Is this a setup or what?
No sooner has AFI singer-lyricist Davey Havok stepped into Eide's Entertainment, a rather cool music-comics-video store in Pittsburgh, than one notices that the music blasting over the sound system is -- whaddya know? -- AFI's new album, ''Sing the Sorrow.'' Havok, he of the heavily mascaraed eyes and long raven hair, swears it's pure serendipity, and since the trip to Eide's was pretty much impromptu, you tend to believe him.

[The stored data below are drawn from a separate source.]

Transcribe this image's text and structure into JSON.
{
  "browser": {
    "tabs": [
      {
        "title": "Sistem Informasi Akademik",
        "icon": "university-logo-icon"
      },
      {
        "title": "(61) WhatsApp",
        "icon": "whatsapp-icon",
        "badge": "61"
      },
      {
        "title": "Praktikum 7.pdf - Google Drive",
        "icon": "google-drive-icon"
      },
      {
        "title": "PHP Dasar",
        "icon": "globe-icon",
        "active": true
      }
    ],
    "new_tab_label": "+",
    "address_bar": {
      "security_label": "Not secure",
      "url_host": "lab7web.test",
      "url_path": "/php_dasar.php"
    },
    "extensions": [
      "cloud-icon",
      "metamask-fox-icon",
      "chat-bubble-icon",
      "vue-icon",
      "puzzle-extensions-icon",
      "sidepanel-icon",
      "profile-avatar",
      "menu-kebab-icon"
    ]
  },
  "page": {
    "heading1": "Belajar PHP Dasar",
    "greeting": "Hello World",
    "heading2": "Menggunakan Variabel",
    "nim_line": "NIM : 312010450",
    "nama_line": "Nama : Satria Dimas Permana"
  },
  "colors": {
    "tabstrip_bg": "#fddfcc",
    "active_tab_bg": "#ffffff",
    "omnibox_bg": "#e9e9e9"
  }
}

Though he's playing it cool, the telltale glint in his eye lets you know Havok, 27, is relishing the moment. Maybe, as he flips through the CD bins, he fantasizes that Pittsburgh is a bastion of AFI-mania, that all over town at this very moment people are plunging into Sorrow's depths. Hey, people are plunging into Sorrow's depths. Hey, it's not that far-fetched -- at least judging from AFI's blistering, triumphant performance at local rock mecca the Metropol the previous night. Imagine a crowd of several hundred kids, about 70 percent of whom seem to know the words to every single song, pumping their fists and singing with passion, grimacing and grinning and swooning and nodding as if each and every note were speaking to, nay, caressing their very souls. ''Ours are the most dedicated, loyal, enthusiastic fans imaginable,'' says Havok proudly.
''We get metal kids, rock kids, indie kids, hardcore kids, Sour Patch Kids,'' he continues. ''But if there was such a creature, an average AFI fan [would be] very emotional and more pensive than the average other fan.''
There's a common misperception that AFI are a new band who got lucky. In reality, the Berkeley (via rural Ukiah, Calif.) quartet -- which also includes guitarist Jade Puget, 28, bassist Hunter, 26, and drummer Adam Carson, 28 -- has been around for more than a decade and has six full-length albums to its credit. ''We're a 10-year overnight sensation,'' cracks Carson. ''We started in 1991, but there were a couple of years where it was like, 'Yeah, we're a band. We just don't know how to play our instruments' -- so we were a fake band for a while.''
AFI (an acronym for A Fire Inside) became a real band with the release of 1995's ''Answer That and Stay Fashionable.'' Featuring deathless classics like ''I Wanna Mohawk (But Mom Won't Let Me Get One),'' the album reflected the punk scene the band came up in. ''Basically, we grew up on L.A. hardcore like Black Flag,'' says Havok, ''but we also liked darker British stuff like the Cure and Joy Division.''
Those gloomy influences would resurface in 1998, when Puget, who writes the music, joined the band. The first AFI record he played on was 1999's ''Black Sails in the Sunset.'' ''I think that was the album that kind of started us in the direction we're in now,'' says Puget.